Josh Bivens indicates in the IPE blog that rising profits contributed about 54% of the total price increase since the start of the pandemic until April 2021, while disruptions in value chains account for 38% and costs labor 6%. In the euro area, however, the story differs in that rising energy prices contributed more than other factors to inflationas Emilio Ontiveros recently pointed out in this newspaper referring to imported inflation.

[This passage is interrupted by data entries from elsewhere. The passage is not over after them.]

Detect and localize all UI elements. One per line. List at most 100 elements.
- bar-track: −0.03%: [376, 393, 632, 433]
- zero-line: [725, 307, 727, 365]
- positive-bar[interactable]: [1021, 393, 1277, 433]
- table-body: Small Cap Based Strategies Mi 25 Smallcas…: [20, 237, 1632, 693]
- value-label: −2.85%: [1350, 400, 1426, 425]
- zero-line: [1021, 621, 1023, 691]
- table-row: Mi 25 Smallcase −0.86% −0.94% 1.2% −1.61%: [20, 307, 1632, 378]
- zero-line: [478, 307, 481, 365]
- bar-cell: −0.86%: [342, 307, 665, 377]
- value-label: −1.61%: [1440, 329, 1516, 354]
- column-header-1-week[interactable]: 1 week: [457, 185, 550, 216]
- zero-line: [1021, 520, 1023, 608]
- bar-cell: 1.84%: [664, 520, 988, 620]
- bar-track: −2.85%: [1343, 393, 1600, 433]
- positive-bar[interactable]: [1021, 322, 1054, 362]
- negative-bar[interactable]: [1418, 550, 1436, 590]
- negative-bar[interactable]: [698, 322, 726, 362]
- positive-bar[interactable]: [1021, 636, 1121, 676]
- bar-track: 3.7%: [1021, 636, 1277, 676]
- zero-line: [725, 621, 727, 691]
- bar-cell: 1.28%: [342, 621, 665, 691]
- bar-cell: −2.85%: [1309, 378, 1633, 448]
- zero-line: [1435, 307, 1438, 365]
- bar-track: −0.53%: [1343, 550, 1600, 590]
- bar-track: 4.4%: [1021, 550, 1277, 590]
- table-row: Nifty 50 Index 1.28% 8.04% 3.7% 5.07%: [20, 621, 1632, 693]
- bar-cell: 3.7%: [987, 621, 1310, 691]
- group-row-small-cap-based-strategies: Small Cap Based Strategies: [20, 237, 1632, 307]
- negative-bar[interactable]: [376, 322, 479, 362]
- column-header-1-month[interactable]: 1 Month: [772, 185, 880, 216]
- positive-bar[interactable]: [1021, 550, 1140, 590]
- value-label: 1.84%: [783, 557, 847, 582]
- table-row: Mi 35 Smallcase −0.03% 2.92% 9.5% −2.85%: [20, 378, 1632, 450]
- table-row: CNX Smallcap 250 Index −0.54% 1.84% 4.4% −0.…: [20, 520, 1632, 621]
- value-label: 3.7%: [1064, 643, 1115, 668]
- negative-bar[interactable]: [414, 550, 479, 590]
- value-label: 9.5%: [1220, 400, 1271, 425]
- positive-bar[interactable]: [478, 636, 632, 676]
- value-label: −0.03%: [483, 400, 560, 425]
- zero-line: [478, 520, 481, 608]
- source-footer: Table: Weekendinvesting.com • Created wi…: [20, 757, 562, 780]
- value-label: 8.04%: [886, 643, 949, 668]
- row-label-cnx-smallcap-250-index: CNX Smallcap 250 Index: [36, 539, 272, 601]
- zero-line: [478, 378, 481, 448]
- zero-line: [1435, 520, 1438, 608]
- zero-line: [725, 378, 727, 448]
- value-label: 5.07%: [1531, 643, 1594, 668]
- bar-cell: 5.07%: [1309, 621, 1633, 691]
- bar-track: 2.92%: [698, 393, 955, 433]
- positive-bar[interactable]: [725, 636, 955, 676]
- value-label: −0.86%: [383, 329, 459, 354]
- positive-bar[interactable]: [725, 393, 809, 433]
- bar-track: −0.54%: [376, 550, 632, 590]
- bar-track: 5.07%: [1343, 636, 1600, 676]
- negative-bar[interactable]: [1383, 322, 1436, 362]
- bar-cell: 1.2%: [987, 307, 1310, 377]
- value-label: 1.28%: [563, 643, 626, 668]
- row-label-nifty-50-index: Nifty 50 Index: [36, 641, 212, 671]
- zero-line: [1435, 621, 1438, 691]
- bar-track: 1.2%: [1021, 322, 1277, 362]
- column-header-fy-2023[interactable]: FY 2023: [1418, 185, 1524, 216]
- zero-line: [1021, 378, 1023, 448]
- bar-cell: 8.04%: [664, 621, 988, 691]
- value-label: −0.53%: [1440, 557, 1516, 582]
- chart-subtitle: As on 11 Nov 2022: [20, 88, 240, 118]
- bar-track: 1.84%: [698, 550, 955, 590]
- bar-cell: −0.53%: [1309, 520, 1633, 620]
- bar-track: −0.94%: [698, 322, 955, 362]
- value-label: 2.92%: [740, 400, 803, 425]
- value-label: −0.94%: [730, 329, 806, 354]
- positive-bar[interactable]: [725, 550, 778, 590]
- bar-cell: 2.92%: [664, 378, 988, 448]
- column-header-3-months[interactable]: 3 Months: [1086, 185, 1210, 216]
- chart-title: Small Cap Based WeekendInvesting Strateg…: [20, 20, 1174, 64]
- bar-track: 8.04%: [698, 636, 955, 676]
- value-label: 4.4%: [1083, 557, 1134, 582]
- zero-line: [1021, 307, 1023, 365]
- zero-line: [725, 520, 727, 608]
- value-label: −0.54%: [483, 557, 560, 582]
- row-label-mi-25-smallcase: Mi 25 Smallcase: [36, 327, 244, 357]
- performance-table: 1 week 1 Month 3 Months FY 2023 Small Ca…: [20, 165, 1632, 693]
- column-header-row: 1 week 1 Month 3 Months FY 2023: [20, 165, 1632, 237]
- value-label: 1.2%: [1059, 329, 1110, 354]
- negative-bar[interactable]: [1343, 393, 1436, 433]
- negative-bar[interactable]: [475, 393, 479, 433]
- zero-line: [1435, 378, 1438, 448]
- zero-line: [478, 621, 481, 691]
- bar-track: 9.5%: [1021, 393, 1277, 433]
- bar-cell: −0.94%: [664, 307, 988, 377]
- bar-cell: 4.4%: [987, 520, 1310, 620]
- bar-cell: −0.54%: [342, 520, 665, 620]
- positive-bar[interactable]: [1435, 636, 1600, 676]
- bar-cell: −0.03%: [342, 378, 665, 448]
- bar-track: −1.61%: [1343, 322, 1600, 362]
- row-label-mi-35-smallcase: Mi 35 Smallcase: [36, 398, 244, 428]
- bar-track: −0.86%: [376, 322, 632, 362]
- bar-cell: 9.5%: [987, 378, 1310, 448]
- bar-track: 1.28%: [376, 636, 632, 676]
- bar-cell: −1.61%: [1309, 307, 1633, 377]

Data from the latest economic bulletin published by the European Central Bank indicates that year-on-year inflation in May 2022 was 8.1%, with energy prices 39% above their level a year earlier and those of food by 7.5%. He also notes that there are many job vacancies, wage growth has started to pick up, and inflation is expected to remain high through 2022, even excluding food and energy prices from the count. Surprisingly, no reference is made to the bexceptional business benefits as a potential factor that also contributes to price increases. In the European Union (EU) haven’t corporate profit margins increased as much as in the United States? Let’s see. Although corporate and industry data indicate that profit margins fell after the introduction of the euro, globally there is evidence of a long-term upward trend in the sector manufacturing after 2010. The economists De Loecker and Eeckhout, for a sample of 134 countries, 16 from the EU, in a recent academic publication.
In short, although the empirical evidence is incomplete and more recent data on corporate profit margins are needed to draw conclusions about what happened after the pandemic, the potential relevance of increased concentration in certain sectors manufacturers should not be ruled out in advance with the consequent increase in market power and price fixing, as a candidate for contributing to inflation. For this reason, advocating for a windfall tax, as already applied in Italy and announced in Spain for electricity companies, and recommended by the European Commission and the International Monetary Fund for Energy, could also be considered for other sectors. Rapid increases in interest rates may not be enough to stem inflationary pressures in the medium term, if not accompanied by other measures.